First Redfish 36.5'' for me caught on a Half Hitch Custom rod and a 4000 size Okuma Cedros. Was casting top water baits into the schools of menhaden. Got the Ray on a piece of white trout tail on the bottom. The ray measured 34'' across. Over all was a great night for us.


----------



## DAWGONIT (Jan 16, 2009)

beautiful Red.
thanks for sharing & catch 'em up.


----------



## Spoolin Up (May 3, 2011)

Beautiful fish


----------



## Murphy's Law (Sep 27, 2007)

That's a nice red for sure. Congrat's on the catch and thanks for the report !

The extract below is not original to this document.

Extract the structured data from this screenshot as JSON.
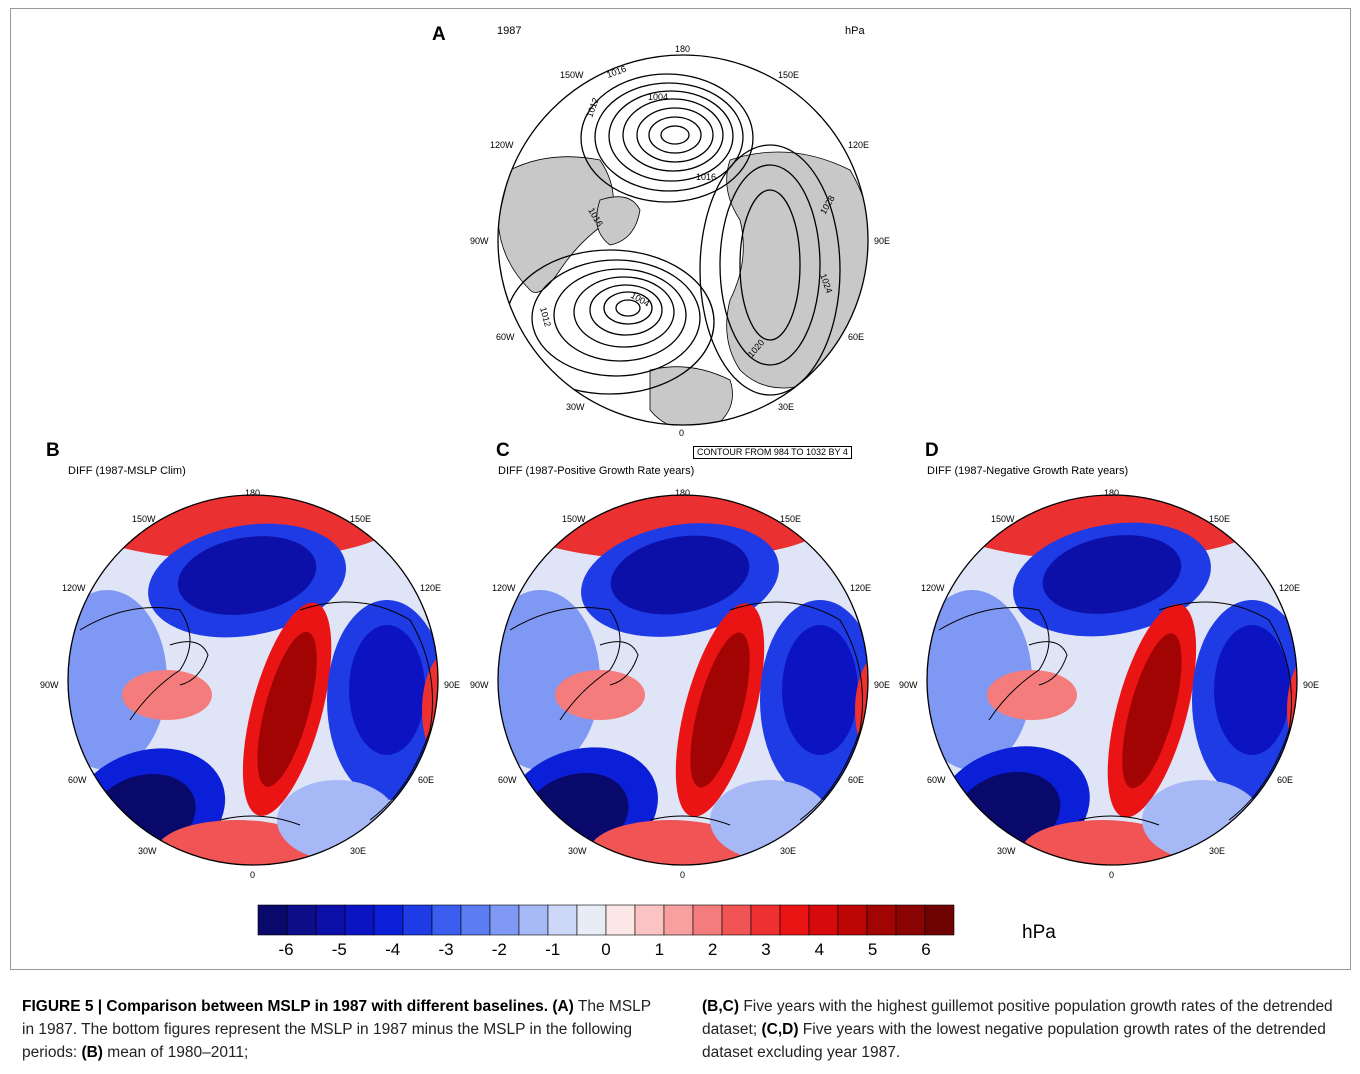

Sent from my Galaxy Nexus using Forum Runner


----------



## cobe killer (Apr 13, 2008)

that had to be fun on top water!! good job.


----------



## snookman (Aug 7, 2010)

I use to wade down south early in the morning using a zera spook top water. you would catch reds, trout, snook or anything that was hungry. lol. Great looking red fish. I'm sure that was a blast.


----------



## bsalt (Apr 6, 2013)

*Nice*

What time did you get out there? Midnight? Before midnight?


----------



## Fisher Belac (Mar 6, 2013)

bsalt said:


> What time did you get out there? Midnight? Before midnight?


Usually we get out around 10 or so. Most of the reds we actually catch are a little later. Best weather has been crazy windy and choppy too.


----------